Cultura e Spettacoli

"La mia vera libertà l'ho conquistata ben lontano dai salotti"

L'artista pubblica un cd con Francesco Baccini: «Sono stato penalizzato? Sì ma non mi importa»

"La mia vera libertà  l'ho conquistata ben lontano dai salotti"

Tanto per iniziare, ce ne fossero come Sergio Caputo, poco piacioni ma molto piacevoli da ascoltare: nella sua vita in salita (come quelle degli artisti di una volta) ha avuto quasi tutto e il suo contrario. Il successo con Sabato italiano e Italiani mambo, l'irrequietezza creativa, l'ostinata diffidenza per i salotti ricambiata dall'ostinato disinteresse dei grandi media, il successo di culto negli States (il disco That kind of thing è stato tra i 50 più ascoltati nel circuito smooth jazz) e la continua voglia di rinascere. «Vivere per dodici anni a San Francisco mi ha aiutato a reimparare il mio mestiere», spiega oggi a bordo di un altro progetto che a inizio ottobre diventa un disco. «Chewing gum blues raccoglie i brani composti con Francesco Baccini e abbiamo già pubblicato il brano Le notti senza fine». Il super duo, questo degli Swing Brothers, è nato da un sogno (di Caputo) e da un incontro (sui social) che ha battezzato una coppia imprevedibile solo all'apparenza. Entrambi cresciuti nella culla swing blues. Entrambi ostinatamente liberi. «Sono indipendente dagli anni Novanta e da allora, senza dover presentare il compitino discografico ogni anno, ho iniziato a vivere meglio».

E ora come vive?

«Come uno che, quando scrive un brano, si chiede sempre se tra dieci anni varrà ancora qualcosa».

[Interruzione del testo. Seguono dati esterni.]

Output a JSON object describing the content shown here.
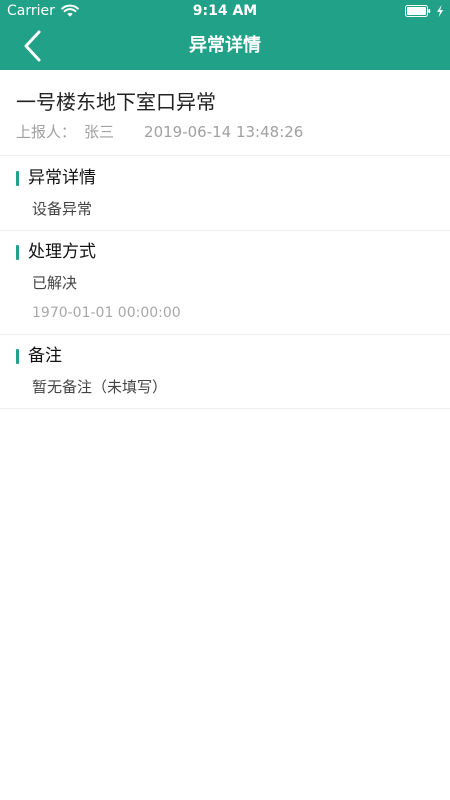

Cosa pensa oggi della musica italiana?

«Non la seguo molto, diciamo che Baccini è più informato di me... Il panorama mi sembra comunque controllato da ben precise entità musicali».

Ma perché si è trasferito a San Francisco?

«Perché sono irrequieto, qui mi sentivo intrappolato. Avevo sposato un'americana dalla quale poi mi sono separato e poi mi sono risposato in Italia con Cristina che, dopo Lucrezia di 5 anni e Victor, di 4 anni, due mesi e mezzo fa mi ha fatto diventare di nuovo padre: si chiama Ludwig, ».

Ora ci sono anche gli Swing Brothers.

«Non è facile fare dischi in italiano quando il pubblico pare non abbia più memoria dei cantautori storici».

Si sente penalizzato da non aver mai cercato la «benedizione» dei salotti radical chic?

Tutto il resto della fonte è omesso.